When the population standard deviation is unknown and the sample is small (N < 30), the t-distribution must be used instead of the standard normal. It has heavier tails, reflecting greater uncertainty from the small sample. The t-distribution approaches the normal distribution as N increases.

The t-value depends on both the confidence level and the degrees of freedom (df = N − 1). Critical values are found in t-tables or computed via software.

Confidence Intervals for the Mean

Confidence Interval

CI: x̄ ± t_(α/2, N-1) · (s / √N)

where t_(α/2, N-1) is the two-tailed critical t-value
for confidence level (1-α) and df = N-1.

A 95% confidence interval means: if this experiment were repeated many times and a CI computed each time, approximately 95% of those intervals would contain the true population mean.

4. Two-Sample t-Test for Sensor Comparison

To determine if two sensors have statistically different mean outputs for the same measurand, use the two-sample (Welch's) t-test.

Two-Sample t-Statistic

t = (x̄_1 - x̄_2) / √(s_1²/N_1 + s_2²/N_2)

Degrees of freedom (Welch): complex formula
Simplified: df ≈ min(N_1, N_2) - 1  (conservative)

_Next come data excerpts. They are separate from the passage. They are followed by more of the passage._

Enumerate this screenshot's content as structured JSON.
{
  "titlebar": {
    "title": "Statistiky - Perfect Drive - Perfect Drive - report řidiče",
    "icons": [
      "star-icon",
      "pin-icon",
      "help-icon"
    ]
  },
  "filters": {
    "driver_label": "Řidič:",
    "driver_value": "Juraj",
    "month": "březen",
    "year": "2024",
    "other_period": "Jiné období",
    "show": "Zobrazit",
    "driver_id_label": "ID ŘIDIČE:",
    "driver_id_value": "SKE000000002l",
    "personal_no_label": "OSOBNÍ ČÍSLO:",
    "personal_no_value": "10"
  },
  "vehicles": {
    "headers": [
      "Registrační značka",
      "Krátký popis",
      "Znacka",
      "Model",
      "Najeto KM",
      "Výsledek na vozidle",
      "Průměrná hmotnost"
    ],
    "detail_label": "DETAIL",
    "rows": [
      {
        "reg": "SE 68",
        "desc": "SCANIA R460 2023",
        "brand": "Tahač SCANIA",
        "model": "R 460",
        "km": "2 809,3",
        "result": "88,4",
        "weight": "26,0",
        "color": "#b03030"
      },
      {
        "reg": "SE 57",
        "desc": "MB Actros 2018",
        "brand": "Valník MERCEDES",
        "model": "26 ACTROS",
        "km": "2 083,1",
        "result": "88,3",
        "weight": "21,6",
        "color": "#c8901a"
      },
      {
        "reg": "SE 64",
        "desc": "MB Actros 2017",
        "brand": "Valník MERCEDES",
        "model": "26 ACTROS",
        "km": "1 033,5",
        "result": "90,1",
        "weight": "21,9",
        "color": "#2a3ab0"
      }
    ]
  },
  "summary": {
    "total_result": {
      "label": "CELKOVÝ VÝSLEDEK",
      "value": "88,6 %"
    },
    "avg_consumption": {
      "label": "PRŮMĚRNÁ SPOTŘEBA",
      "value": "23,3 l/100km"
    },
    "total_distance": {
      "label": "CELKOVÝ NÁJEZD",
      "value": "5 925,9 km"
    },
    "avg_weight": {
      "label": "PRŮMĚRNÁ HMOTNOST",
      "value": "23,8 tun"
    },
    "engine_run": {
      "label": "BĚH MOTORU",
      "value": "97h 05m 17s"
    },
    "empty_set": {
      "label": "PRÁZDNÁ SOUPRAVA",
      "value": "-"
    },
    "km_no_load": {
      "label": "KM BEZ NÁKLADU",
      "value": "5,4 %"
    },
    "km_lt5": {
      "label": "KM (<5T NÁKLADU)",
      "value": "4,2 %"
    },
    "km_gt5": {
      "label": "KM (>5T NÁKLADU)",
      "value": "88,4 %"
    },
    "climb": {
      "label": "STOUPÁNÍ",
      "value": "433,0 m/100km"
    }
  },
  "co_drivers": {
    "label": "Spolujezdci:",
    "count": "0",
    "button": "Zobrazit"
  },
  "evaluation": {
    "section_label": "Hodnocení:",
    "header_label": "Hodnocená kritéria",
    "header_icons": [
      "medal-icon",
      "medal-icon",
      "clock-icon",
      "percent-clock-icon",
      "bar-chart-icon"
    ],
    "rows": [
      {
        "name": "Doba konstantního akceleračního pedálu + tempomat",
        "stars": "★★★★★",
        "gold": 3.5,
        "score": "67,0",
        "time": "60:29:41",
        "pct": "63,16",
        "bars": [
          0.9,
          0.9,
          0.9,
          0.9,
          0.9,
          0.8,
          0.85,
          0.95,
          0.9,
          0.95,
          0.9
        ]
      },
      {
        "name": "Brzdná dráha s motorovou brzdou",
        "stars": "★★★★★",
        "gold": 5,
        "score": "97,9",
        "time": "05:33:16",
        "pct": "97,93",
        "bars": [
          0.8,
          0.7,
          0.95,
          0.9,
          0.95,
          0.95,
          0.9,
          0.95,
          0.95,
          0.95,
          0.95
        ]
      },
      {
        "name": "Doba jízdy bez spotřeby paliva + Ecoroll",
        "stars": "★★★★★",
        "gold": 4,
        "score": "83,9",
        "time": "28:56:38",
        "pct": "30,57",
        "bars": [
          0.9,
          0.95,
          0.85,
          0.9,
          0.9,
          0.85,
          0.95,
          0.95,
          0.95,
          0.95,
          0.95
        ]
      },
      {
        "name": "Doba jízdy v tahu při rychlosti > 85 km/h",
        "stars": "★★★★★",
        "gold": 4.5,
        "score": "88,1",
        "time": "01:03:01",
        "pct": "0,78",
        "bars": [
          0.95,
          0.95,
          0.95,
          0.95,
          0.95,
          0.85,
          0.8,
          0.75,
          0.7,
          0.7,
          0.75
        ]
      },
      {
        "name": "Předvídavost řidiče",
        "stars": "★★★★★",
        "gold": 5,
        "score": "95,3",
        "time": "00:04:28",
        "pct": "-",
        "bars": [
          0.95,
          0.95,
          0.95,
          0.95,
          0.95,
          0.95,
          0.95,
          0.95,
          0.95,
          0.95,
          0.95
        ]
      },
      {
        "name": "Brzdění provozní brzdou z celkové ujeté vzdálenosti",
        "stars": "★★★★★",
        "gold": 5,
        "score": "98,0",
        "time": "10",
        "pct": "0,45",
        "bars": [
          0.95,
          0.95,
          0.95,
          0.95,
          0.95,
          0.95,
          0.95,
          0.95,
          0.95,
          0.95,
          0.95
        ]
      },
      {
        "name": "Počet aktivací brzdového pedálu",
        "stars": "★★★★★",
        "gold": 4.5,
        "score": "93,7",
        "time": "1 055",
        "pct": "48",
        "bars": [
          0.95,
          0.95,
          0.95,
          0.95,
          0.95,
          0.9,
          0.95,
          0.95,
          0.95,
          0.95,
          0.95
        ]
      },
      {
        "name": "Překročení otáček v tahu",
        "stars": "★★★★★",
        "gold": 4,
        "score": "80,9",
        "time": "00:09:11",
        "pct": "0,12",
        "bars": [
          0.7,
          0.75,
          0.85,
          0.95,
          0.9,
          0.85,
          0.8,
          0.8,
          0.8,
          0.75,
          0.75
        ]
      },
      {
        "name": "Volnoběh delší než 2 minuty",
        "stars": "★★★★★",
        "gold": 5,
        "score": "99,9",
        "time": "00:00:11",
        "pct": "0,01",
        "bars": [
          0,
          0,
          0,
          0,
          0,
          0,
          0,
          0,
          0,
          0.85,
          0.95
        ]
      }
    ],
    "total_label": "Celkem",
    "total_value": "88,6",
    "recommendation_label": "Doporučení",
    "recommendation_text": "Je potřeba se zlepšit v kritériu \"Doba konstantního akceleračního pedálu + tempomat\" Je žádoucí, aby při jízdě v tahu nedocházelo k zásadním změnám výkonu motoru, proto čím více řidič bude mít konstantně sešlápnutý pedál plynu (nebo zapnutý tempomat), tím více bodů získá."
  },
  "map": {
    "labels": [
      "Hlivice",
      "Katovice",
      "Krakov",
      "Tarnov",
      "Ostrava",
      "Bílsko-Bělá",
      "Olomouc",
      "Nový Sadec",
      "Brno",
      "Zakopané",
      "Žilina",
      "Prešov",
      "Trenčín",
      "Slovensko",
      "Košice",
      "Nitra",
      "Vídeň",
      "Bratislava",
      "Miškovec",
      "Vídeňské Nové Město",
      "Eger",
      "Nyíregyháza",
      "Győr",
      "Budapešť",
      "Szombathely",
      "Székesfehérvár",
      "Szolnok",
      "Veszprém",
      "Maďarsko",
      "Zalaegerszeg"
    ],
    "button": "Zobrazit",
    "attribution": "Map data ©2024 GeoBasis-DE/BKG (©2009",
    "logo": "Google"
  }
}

Decision: Reject H_0 (no difference) if |t| > t_critical

The null hypothesis H₀ is that the two sensors measure the same mean value. Rejecting H₀ at the 5% significance level means there is a 95% probability the difference is real, not due to random chance.

Practice Problems

Problem 1 — Descriptive Statistics A pressure sensor is tested 8 times at a reference pressure of 200 kPa. Readings (kPa): 198.5, 199.2, 197.8, 200.1, 199.5, 198.9, 200.3, 199.0. Compute the mean, sample standard deviation, and coefficient of variation.

Sum = 198.5+199.2+197.8+200.1+199.5+198.9+200.3+199.0 = 1593.3

Mean x̄ = 1593.3 / 8 = 199.163 kPa

Deviations squared: 0.437, 0.001, 1.796, 0.876, 0.110, 0.069, 1.295, 0.027. Sum = 4.611

s² = 4.611 / 7 = 0.659 s = √0.659 = 0.811 kPa

CV = (0.811 / 199.163) × 100% = 0.407%

x̄ = 199.16 kPa, s = 0.81 kPa, CV = 0.41%

Problem 2 — Confidence Interval Using the data from Problem 1, construct a 95% confidence interval for the true mean pressure. (Use t_{0.025, 7} = 2.365.)

CI = x̄ ± t · (s / √N) = 199.163 ± 2.365 · (0.811 / √8)

= 199.163 ± 2.365 · 0.2867 = 199.163 ± 0.678

95% CI: [198.49 kPa, 199.84 kPa]

Problem 3 — Error Type Classification A thermocouple reads consistently 3°C below the true temperature in a warm lab. After the lab cools overnight, it reads correctly. Classify this error and recommend a correction strategy.

This is a systematic (bias) error with a drift component linked to ambient temperature. The thermocouple's reference junction compensation circuit is likely affected by the elevated room temperature, introducing a consistent offset.

Systematic/drift error. Correction: cold-junction compensation, isothermal block, or recalibration at operating temperature.